While documentaries like “Amy,” Asif Kapadia’s portrayal of singer Amy Winehouse, and Michael Moore’s “Fahrenheit 9/11,” an investigation of the US wars in Iraq and Afghanistan, have been successful at the box office, they remain it is very rare for a non-fiction film to beat a feature film in the major categories of film awards.
In 2004, “Fahrenheit 9/11” was the second documentary ever to win the Palme d’Or at Cannes, but it was not nominated in the Best Picture or Best Documentary categories at the Oscars.
“To me, though, it makes sense that ‘All the Beauty and the Bloodshed’ won the Golden Lion at Venice and is being mentioned as a possible best picture nominee,” says film critic and festival programmer Kaleem Aftab. .
“It’s an American story, there’s an important message, as well as an exploration of who Nan Goldin is, and in the United States this story is huge. So I can see why he managed to strike a chord with Julianne Moore, who chaired the jury at the Venice Film Festival this year, and it resonated with audiences in the United States,” he says.
“I agree that having an American theme helps propel you to the awards, but the Oscars are the American Academy Awards.”

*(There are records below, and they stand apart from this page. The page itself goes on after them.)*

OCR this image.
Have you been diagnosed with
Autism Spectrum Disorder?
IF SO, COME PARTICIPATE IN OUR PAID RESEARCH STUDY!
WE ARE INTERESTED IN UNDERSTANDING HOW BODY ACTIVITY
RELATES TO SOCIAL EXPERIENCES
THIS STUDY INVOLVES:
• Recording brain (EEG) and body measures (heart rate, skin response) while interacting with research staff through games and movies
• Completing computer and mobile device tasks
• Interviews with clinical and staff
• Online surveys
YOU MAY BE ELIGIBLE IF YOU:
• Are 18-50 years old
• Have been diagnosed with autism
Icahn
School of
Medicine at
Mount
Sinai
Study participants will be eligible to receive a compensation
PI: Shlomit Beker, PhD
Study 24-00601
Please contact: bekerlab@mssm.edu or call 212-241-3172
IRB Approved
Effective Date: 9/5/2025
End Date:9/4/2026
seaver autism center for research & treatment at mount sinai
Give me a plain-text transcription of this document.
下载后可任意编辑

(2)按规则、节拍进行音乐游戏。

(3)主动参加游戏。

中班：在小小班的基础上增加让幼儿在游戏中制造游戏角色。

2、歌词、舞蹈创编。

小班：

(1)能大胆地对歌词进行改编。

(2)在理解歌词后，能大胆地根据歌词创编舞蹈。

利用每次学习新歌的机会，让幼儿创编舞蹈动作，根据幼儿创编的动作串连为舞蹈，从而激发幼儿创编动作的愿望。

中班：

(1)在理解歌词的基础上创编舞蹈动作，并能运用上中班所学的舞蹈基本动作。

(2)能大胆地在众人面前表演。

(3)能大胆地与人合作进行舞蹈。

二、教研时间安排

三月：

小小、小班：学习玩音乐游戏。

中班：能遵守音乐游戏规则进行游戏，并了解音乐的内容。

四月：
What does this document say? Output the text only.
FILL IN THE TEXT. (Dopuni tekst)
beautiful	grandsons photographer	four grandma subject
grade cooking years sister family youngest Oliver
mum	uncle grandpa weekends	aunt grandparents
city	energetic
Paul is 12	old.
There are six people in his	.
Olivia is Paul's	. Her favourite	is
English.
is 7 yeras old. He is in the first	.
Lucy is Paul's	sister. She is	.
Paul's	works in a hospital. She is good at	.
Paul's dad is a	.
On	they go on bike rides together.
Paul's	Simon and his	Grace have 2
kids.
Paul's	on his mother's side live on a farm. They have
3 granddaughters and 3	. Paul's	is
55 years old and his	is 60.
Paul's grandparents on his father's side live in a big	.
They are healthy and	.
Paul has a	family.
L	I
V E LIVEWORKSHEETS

Aftab adds, however, that even in the documentary category, the film could face stiff competition from other nonfiction films, such as Daniel Roher’s “Navalny,” another politically charged documentary about Russian opposition leader Alexei. Navalny, and Shaunak Sen’s “All That Breathes,” a cinematic exploration of two brothers’ attempts to protect black kites that fall from the sky into Delhi’s polluted air.
Both are also on the Oscar list for best documentary.
“This year has been incredibly strong for documentaries, and their win reflects how they have been increasingly validated and are now seen in exactly the same way that feature films are,” Aftab explains.
Poitras says his job as a filmmaker is “to hold people accountable: we should celebrate independent antagonistic reporting, and documentary filmmaking is one of those ways to do that.”
However, reflecting on the “All the Beauty and the Bloodshed” storyline, Poitras believes that the success of Nan Goldin and Pain’s campaign against the Sackler family name was “limited”.
“In a way, the film is about impunity: no one has faced jail time, been charged, or had to declare bankruptcy, but the family name has been shamed in cultural spaces. That’s kind of successful, but it’s limited.”
“Sackler’s name remains in some public spaces, but fewer and fewer. The Louvre was the first to remove Sackler’s name, the V&A did too, and the Metropolitan Museum of Art in New York, and these are triumphs that Nan should celebrate,” says Poitras.
“It was a long overdue debate and it only came to light thanks to people who were willing to take risks.”